Will be there soon for a week.

Last visit 5+ years ago...we used Metro, a few cabs coming back from late night dinners. 

Now having a Smart Phone am wondering if I would do better with Uber??

Staying in Roma and want to go to Basilica de Guadalupe. Assume weekdays are best....mornings or afternoons??? Subway or taxi?

We have done the obvious museums on previous trips....any suggestions for Off the Beaten Path sites?

Foodie recommendations from locals always appreciated! We have been to Azul Condesa, Contramar and Pujol. Any price range as we alternate between cheap eats and splurges. Prefer Mexico Contemporary. 

Gracias.


----------



## xolo (May 25, 2014)

In Mexico City Uber is plentiful and lots cheaper than in the US. That was my experience in Coyoacán, but we did travel all across the city and also took Uber on some long treks out into EdoMex, also a good experience. Also, in Coyoacán lots of very good and very reasonable (by US) restaurants, upscale by Mexican standards. 
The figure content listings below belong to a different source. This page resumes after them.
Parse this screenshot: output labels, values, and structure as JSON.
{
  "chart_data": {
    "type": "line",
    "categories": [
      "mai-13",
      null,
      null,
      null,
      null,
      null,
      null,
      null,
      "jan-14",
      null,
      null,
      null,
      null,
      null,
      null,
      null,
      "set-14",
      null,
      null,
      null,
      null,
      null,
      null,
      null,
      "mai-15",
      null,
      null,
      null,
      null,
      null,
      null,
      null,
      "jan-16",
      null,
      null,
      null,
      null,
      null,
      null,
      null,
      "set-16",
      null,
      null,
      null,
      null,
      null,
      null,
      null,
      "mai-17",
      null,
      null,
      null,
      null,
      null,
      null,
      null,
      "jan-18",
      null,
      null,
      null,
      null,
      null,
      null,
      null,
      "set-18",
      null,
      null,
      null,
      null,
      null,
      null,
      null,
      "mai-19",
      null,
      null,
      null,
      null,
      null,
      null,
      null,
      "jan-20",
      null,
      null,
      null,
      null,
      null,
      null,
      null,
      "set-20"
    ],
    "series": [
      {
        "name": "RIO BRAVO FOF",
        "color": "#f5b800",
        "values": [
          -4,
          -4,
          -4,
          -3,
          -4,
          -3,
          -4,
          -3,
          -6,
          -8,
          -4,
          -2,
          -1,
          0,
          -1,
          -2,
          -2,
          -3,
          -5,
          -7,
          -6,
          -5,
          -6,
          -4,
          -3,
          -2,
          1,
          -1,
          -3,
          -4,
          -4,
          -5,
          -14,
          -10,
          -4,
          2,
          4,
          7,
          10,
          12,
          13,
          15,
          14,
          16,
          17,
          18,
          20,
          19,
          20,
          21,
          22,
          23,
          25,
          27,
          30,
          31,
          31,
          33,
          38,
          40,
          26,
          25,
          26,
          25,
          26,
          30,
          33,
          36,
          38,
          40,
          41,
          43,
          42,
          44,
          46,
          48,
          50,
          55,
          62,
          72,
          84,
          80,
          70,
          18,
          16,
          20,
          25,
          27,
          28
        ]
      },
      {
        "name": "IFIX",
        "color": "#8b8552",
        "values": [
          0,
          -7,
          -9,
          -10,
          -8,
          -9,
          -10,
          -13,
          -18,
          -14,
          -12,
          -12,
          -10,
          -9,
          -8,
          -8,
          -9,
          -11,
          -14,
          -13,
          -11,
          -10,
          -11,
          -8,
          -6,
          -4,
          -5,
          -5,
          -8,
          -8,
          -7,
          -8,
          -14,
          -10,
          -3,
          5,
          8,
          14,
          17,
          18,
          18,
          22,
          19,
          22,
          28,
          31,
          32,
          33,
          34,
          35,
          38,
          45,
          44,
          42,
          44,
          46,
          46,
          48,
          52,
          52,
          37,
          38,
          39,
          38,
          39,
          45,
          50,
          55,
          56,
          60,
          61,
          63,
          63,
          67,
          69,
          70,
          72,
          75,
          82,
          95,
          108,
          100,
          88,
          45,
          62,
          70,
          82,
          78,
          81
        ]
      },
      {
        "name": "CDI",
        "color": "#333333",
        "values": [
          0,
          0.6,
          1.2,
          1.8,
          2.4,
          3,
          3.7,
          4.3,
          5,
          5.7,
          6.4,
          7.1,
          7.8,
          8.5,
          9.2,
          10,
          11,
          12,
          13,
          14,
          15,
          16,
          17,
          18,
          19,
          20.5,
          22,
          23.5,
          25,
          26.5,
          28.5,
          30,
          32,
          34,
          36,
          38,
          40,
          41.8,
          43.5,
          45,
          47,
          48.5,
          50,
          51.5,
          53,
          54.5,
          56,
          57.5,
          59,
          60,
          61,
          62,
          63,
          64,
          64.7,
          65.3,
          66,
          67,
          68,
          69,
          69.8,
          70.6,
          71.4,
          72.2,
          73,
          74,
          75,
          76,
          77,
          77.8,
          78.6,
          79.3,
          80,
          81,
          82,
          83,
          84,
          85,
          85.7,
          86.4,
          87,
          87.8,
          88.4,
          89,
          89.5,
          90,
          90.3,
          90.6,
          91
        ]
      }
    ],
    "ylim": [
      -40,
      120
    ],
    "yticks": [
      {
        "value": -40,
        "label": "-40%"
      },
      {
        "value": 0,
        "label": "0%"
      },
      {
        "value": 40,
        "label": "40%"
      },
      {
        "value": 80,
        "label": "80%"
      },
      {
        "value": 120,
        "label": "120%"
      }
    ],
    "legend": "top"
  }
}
I was there doing academic research, I'm not much of a museum-goer, so no comment on anything specific. There's a bunch of Frida Kahlo stuff around, the house of Hernan Cortés, la Malinche's house and private chapel, etc. As you know CDMX is the center of culture for the country, it was all so centralized from colonial days to the present. Well, the _center of culture_ if you believe mestizo culture is "the" culture of Mexico, truly a colonial belief. Colonial times never really ended.

The Uber drivers were so eager to have their own businesses, but at the rates they charged it made me wonder what would be the outcome. In Mexico, even the best intentions do not go unpunished, or should I say co-opted by the local politicians.


----------



## maesonna (Jun 10, 2008)

Here is a list of all the museums in Mexico City. You might like to go down the list and check for ones that sound interesting that you haven’t been to yet.
Here is somebody’s opinion of the 50 museums not to miss, and somebody else’s opinion of the 30 best museums not to miss.
Another good source for ideas for places to visit beyond the tried-and-true tourist sites is Atlas Obscura.
I would say that the choice between metro and Uber depends on where you’re going and the time of day. If there are metro stations close to your starting point and destination, and it’s a route and time of day when the traffic is very bad, then it may be worth taking the metro.


----------